Microbes Living Deep Below Earth’s Surface Could be Remnants of Ancient Life Forms
Patescibacteria and DPANN are two ubiquitous groups of such subsurface microbes – bacteria and archaea, that appear to have simple genomes. This has led many to think that without the ability to breathe oxygen, these microbes might need to rely on complex interactions with other organisms to supplement their basic lifestyles.
Now, it seems we might not be giving them enough credit. New studies suggest that instead of having a symbiotic dependency on other major groups of organisms, most Patescibacteria and DPANN live basically free cells. These microbes are considered extremely special by scientists, they show the early stages of evolution life. They may be remnants of ancient forms of life that had been hiding and thriving in the Earth’s subsurface for billions of years.
Previous work on Patescibacteria and DPANN has collected a few examples near the surface of the Earth, and mainly in North America, but this new study goes deeper and wider than ever before, assessing nearly 5,00 individual microbial cells from 46 locations around the globe, including a mud volcano on the bottom of the Mediterranean Sea, hydrothermal vents in the Pacific, and gold mines in South Africa.
According to the study, single-cell genomic and biophysical observations do not support the prevailing view that Patescibacteria and DPANN are dominated by symbionts. Their divergent coding potential, small genomes, and small cell sizes may be a result of ancestral, primitive energy metabolism that relies solely on fermentation.
Fermentation is one of the metabolic choices living organisms have for deconstructing glucose without the support of oxygen, and many life forms use fermentation for energy production, especially the microbes that do not breathe air in any way. However, using fermentation is less efficient than breathing – it produces only 2 ATP per glucose compared to 38 ATP per glucose with aerobic respiration – so this type of metabolism comes with the cost of putting organisms in the metabolic slow lane.

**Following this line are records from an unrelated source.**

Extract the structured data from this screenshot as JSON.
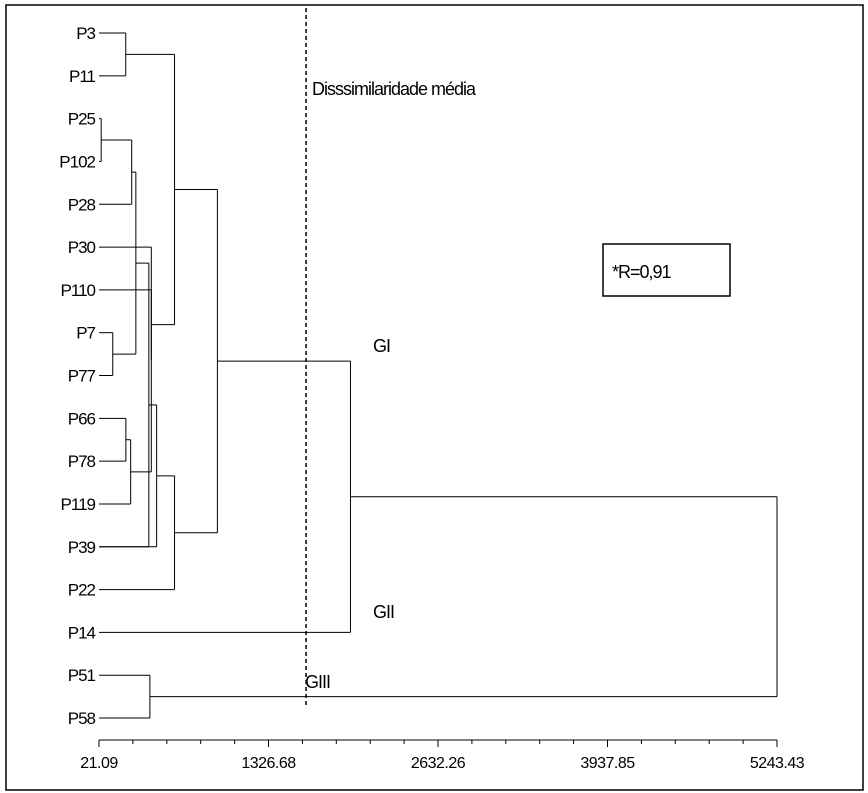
{
  "chart_data": {
    "type": "dendrogram",
    "orientation": "horizontal",
    "x_axis": {
      "range": [
        21.09,
        5243.43
      ],
      "ticks": [
        "21.09",
        "1326.68",
        "2632.26",
        "3937.85",
        "5243.43"
      ],
      "tick_values": [
        21.09,
        1326.68,
        2632.26,
        3937.85,
        5243.43
      ]
    },
    "leaves": [
      "P3",
      "P11",
      "P25",
      "P102",
      "P28",
      "P30",
      "P110",
      "P7",
      "P77",
      "P66",
      "P78",
      "P119",
      "P39",
      "P22",
      "P14",
      "P51",
      "P58"
    ],
    "merges": [
      {
        "left": 2,
        "right": 3,
        "height": 38
      },
      {
        "left": 9,
        "right": 10,
        "height": 228
      },
      {
        "left": 7,
        "right": 8,
        "height": 127
      },
      {
        "left": 17,
        "right": 4,
        "height": 273
      },
      {
        "left": 18,
        "right": 11,
        "height": 265
      },
      {
        "left": 20,
        "right": 19,
        "height": 305
      },
      {
        "left": 0,
        "right": 1,
        "height": 227
      },
      {
        "left": 21,
        "right": 5,
        "height": 424
      },
      {
        "left": 24,
        "right": 6,
        "height": 424
      },
      {
        "left": 22,
        "right": 12,
        "height": 405
      },
      {
        "left": 15,
        "right": 16,
        "height": 413
      },
      {
        "left": 26,
        "right": 12,
        "height": 465
      },
      {
        "left": 23,
        "right": 25,
        "height": 603
      },
      {
        "left": 28,
        "right": 13,
        "height": 603
      },
      {
        "left": 29,
        "right": 30,
        "height": 933
      },
      {
        "left": 31,
        "right": 14,
        "height": 1958
      },
      {
        "left": 32,
        "right": 27,
        "height": 5243.43
      }
    ],
    "reference_line": {
      "label": "Disssimilaridade média",
      "value": 1616
    },
    "group_labels": [
      "GI",
      "GII",
      "GIII"
    ],
    "correlation_label": "*R=0,91"
  }
}
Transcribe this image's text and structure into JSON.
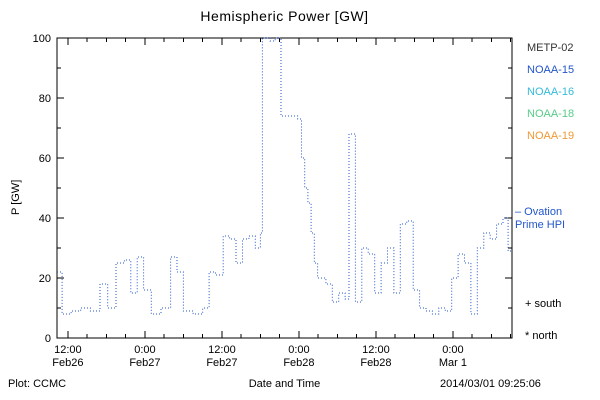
{
  "title": "Hemispheric Power [GW]",
  "footer": {
    "source": "Plot: CCMC",
    "timestamp": "2014/03/01 09:25:06"
  },
  "legend": {
    "satellites": [
      {
        "label": "METP-02",
        "color": "#333333"
      },
      {
        "label": "NOAA-15",
        "color": "#2255cc"
      },
      {
        "label": "NOAA-16",
        "color": "#33bbdd"
      },
      {
        "label": "NOAA-18",
        "color": "#55cc88"
      },
      {
        "label": "NOAA-19",
        "color": "#ee9933"
      }
    ],
    "model_line1": "– Ovation",
    "model_line2": "Prime HPI",
    "model_color": "#2255cc",
    "south_marker": "+ south",
    "north_marker": "* north"
  },
  "chart_data": {
    "type": "line",
    "line_style": "dotted-step",
    "color": "#2255cc",
    "title": "Hemispheric Power [GW]",
    "xlabel": "Date and Time",
    "ylabel": "P [GW]",
    "ylim": [
      0,
      100
    ],
    "y_ticks": [
      0,
      20,
      40,
      60,
      80,
      100
    ],
    "x_unit": "hours since 2014-02-26 12:00",
    "xlim": [
      -1.7,
      69.2
    ],
    "x_major_ticks": [
      0,
      12,
      24,
      36,
      48,
      60
    ],
    "x_tick_labels": [
      {
        "time": "12:00",
        "date": "Feb26"
      },
      {
        "time": "0:00",
        "date": "Feb27"
      },
      {
        "time": "12:00",
        "date": "Feb27"
      },
      {
        "time": "0:00",
        "date": "Feb28"
      },
      {
        "time": "12:00",
        "date": "Feb28"
      },
      {
        "time": "0:00",
        "date": "Mar 1"
      }
    ],
    "grid": false,
    "legend_position": "right-outside",
    "steps": [
      [
        -1.7,
        22
      ],
      [
        -0.9,
        8
      ],
      [
        0.5,
        9
      ],
      [
        2,
        10
      ],
      [
        3.5,
        9
      ],
      [
        5,
        18
      ],
      [
        6.2,
        10
      ],
      [
        7.5,
        25
      ],
      [
        8.8,
        26
      ],
      [
        9.8,
        15
      ],
      [
        10.8,
        27
      ],
      [
        11.8,
        16
      ],
      [
        13,
        8
      ],
      [
        14.5,
        10
      ],
      [
        16,
        27
      ],
      [
        17,
        22
      ],
      [
        18,
        9
      ],
      [
        19.5,
        8
      ],
      [
        21,
        10
      ],
      [
        22,
        22
      ],
      [
        23,
        21
      ],
      [
        24.2,
        34
      ],
      [
        25.2,
        33
      ],
      [
        26.2,
        25
      ],
      [
        27.2,
        33
      ],
      [
        28.2,
        34
      ],
      [
        29.2,
        30
      ],
      [
        30,
        35
      ],
      [
        30.3,
        100
      ],
      [
        31.5,
        99
      ],
      [
        32.3,
        100
      ],
      [
        33.2,
        74
      ],
      [
        35.8,
        73
      ],
      [
        36.4,
        60
      ],
      [
        36.9,
        50
      ],
      [
        37.4,
        45
      ],
      [
        37.9,
        35
      ],
      [
        38.4,
        25
      ],
      [
        38.9,
        20
      ],
      [
        40.2,
        18
      ],
      [
        41.2,
        12
      ],
      [
        42.2,
        15
      ],
      [
        43.2,
        13
      ],
      [
        43.8,
        68
      ],
      [
        44.8,
        12
      ],
      [
        45.8,
        30
      ],
      [
        46.8,
        28
      ],
      [
        47.8,
        15
      ],
      [
        48.8,
        25
      ],
      [
        49.8,
        30
      ],
      [
        50.8,
        15
      ],
      [
        51.8,
        38
      ],
      [
        52.8,
        39
      ],
      [
        53.8,
        16
      ],
      [
        54.8,
        10
      ],
      [
        55.8,
        9
      ],
      [
        56.8,
        8
      ],
      [
        57.8,
        10
      ],
      [
        58.8,
        9
      ],
      [
        59.8,
        20
      ],
      [
        60.8,
        28
      ],
      [
        61.8,
        25
      ],
      [
        62.8,
        8
      ],
      [
        63.8,
        30
      ],
      [
        64.8,
        35
      ],
      [
        65.8,
        33
      ],
      [
        66.8,
        38
      ],
      [
        67.8,
        40
      ],
      [
        68.6,
        29
      ]
    ]
  }
}
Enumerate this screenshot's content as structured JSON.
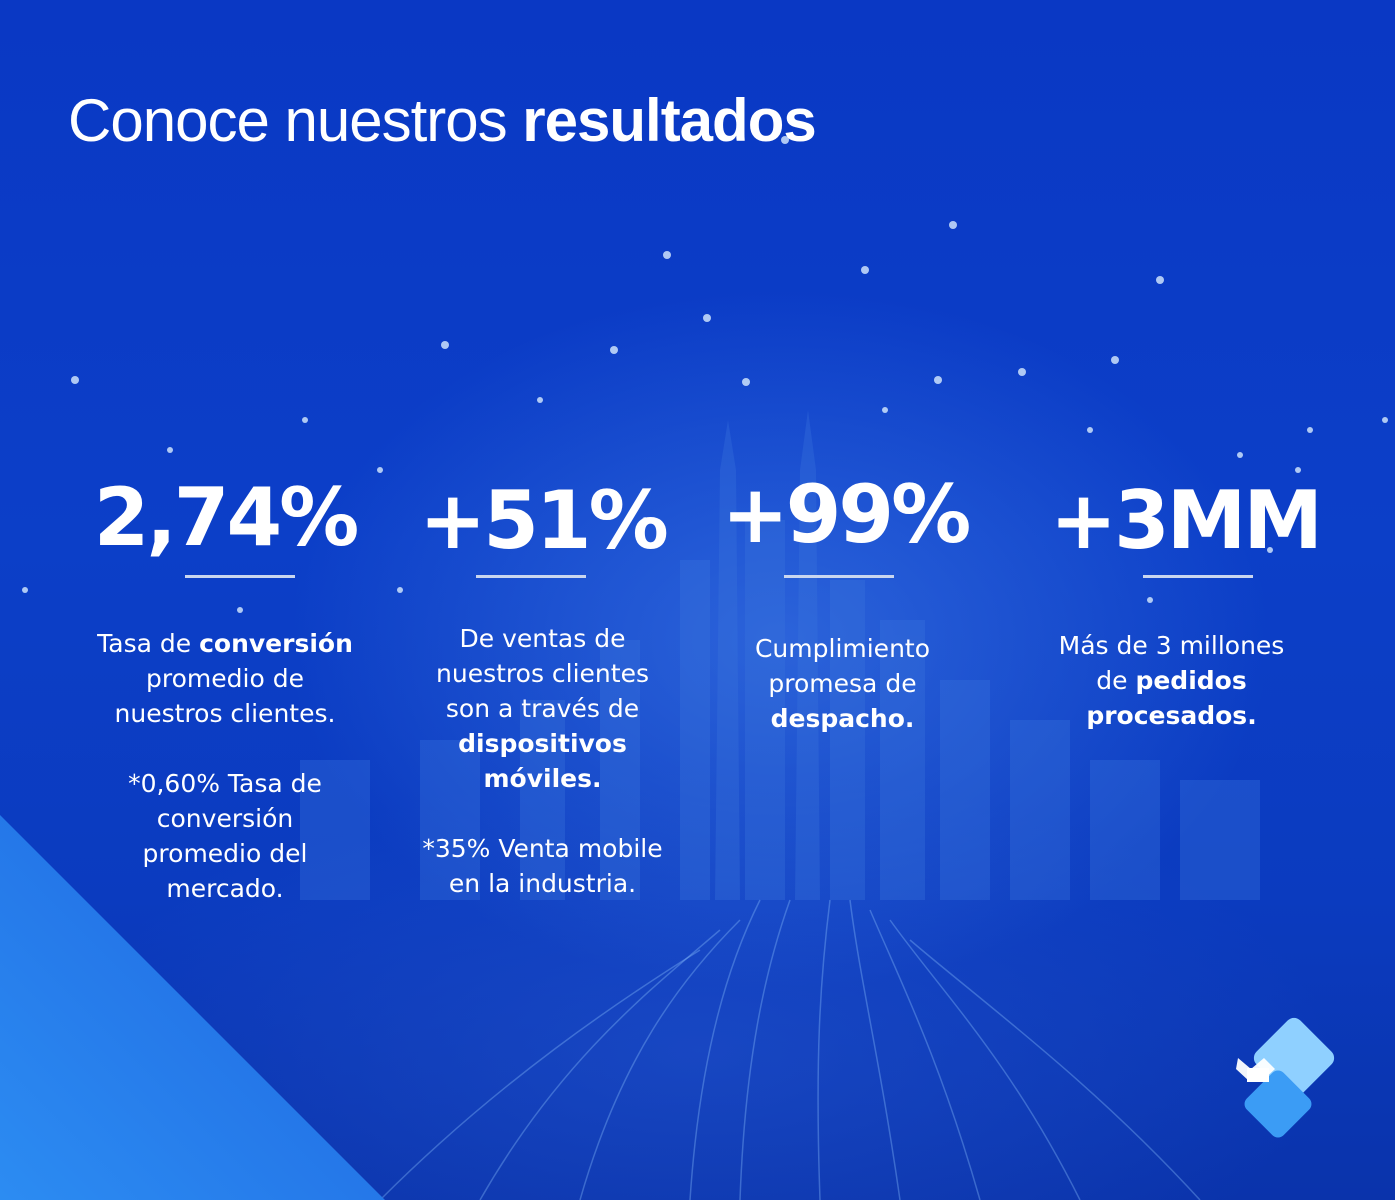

Patescibacteria and DPANN are not bothered by this. But based on the new analysis, the two groups contain no trace of what is known as an electron transport chain, a metabolic process that makes energy by dumping electrons onto oxygen. Their simple, potentially ancient survival tricks are not needed.
Genomic research and direct experimental tests on samples representing the two groups showed no evidence of respiration, and close examination of cell-to-cell links showed many were on their own, not attached to hosts like some of their surface cousins.
The authors of the study cannot deny that some symbiotic relationships could have been shaken apart by human handling, but gentle mixing was attempted when organizing the cells. Even if the team is underestimating cell-to-cell interactions, the genomic analysis found no evidence of evolutionary empowerment from symbiotic relationships compared to other phyla.
Rather genome content and lab assessments of cell physiology suggests these microbial groups contain few, if any, other methods of creating energy other than fermentation. Understanding the development of these microbes will enable us to get a better glimpse of how symbiotic microbes grew into the amazingly complex life that we have all around us today. Further informing our understanding of where we came from.